Rice is a common carbohydrate that could be increasing your chances of high blood sugar, revealed nutritionist Alice Mackintosh.
Carbohydrates are made up of simple sugars, that contribute to diabetes, she warned.
Instead, we should be cutting back on the amount of rice and other carbohydrates we eat, and opt for wholegrain carbohydrates.
“We need to think about – on a more general level throughout the day – about how our meals are impacting our insulin,” she told Express.co.uk.
“So for example, if you’re looking at having curry for dinner or a stew with potatoes, often the carbs on the plate are filling up at least half of the plate.
“The thing here to consider is that most of the time, people are also choosing white carbohydrate, and though these aren’t necessarily sweet to taste, they break down into sugar in the body.
“Their individual building blocks are sugar. So quite quickly after they have lots of rice, your blood sugar levels are probably also going to go up higher than they should do.
“Basically we’re talking about having wholegrain carbohydrates, and keeping them at 25 per cent of the plate at lunch and dinner.”
That equates to around three or four tablespoons of carbohydrates with your meal at any one time, she said.

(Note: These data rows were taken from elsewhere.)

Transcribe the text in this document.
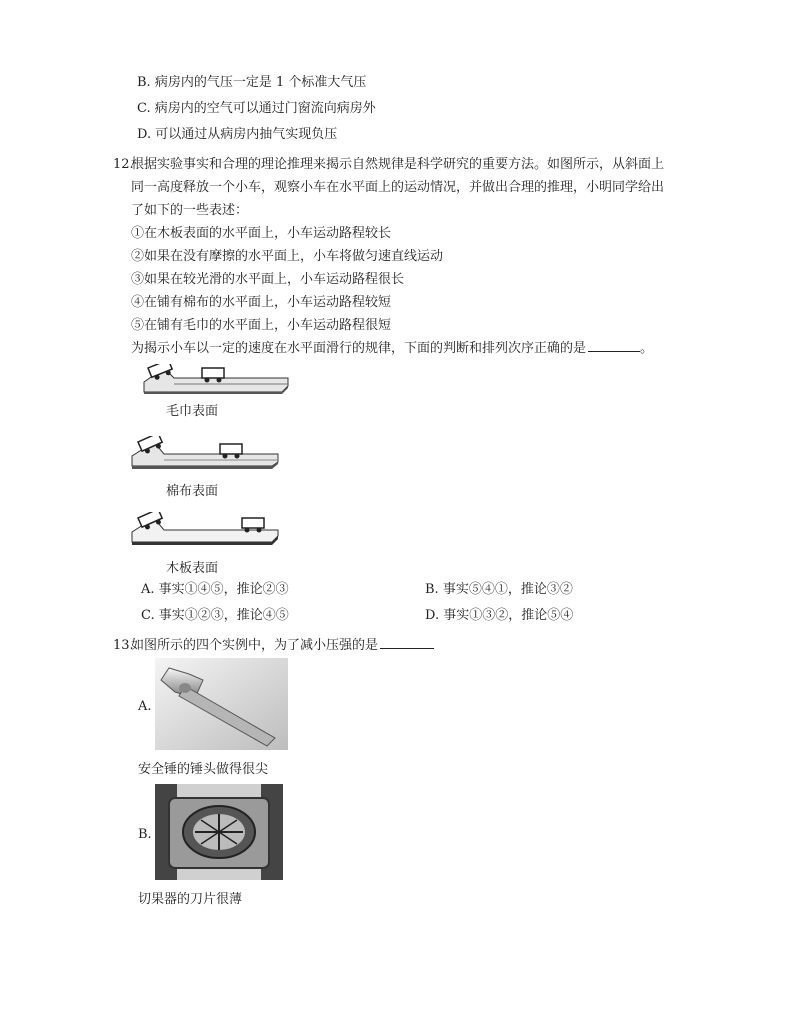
B. 病房内的气压一定是 1 个标准大气压
C. 病房内的空气可以通过门窗流向病房外
D. 可以通过从病房内抽气实现负压
12.
根据实验事实和合理的理论推理来揭示自然规律是科学研究的重要方法。如图所示，从斜面上
同一高度释放一个小车，观察小车在水平面上的运动情况，并做出合理的推理，小明同学给出
了如下的一些表述：
①在木板表面的水平面上，小车运动路程较长
②如果在没有摩擦的水平面上，小车将做匀速直线运动
③如果在较光滑的水平面上，小车运动路程很长
④在铺有棉布的水平面上，小车运动路程较短
⑤在铺有毛巾的水平面上，小车运动路程很短
为揭示小车以一定的速度在水平面滑行的规律，下面的判断和排列次序正确的是	。
毛巾表面
棉布表面
木板表面
A. 事实①④⑤，推论②③	B. 事实⑤④①，推论③②
C. 事实①②③，推论④⑤	D. 事实①③②，推论⑤④
13.
如图所示的四个实例中，为了减小压强的是
A.
安全锤的锤头做得很尖
B.
切果器的刀片很薄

The nutritionist’s warning came after genomics company 23andMe revealed a new report that offers people their ‘risk’ of diabetes based on their genes.
Researchers compared data from more than 2.5 million people to work out a ‘polygenic score’ – a likelihood of type 2 diabetes.
Type 2 diabetes can be hereditary. If either of your parents had the condition, it means your risk is increased.
But many people may be living with diabetes without even knowing it, because the symptoms don’t necessarily make you feel unwell.
Common diabetes symptoms include feeling very tired, having blurred vision, and passing more urine than normal.
Diagnosing the condition early is crucial, because it raises the risk of some deadly complications, including heart attacks and strokes.
Speak to a doctor if you’re worried about the symptoms of diabetes, or if you think you may be at risk.
A quick blood test should be enough to reveal whether you have diabetes.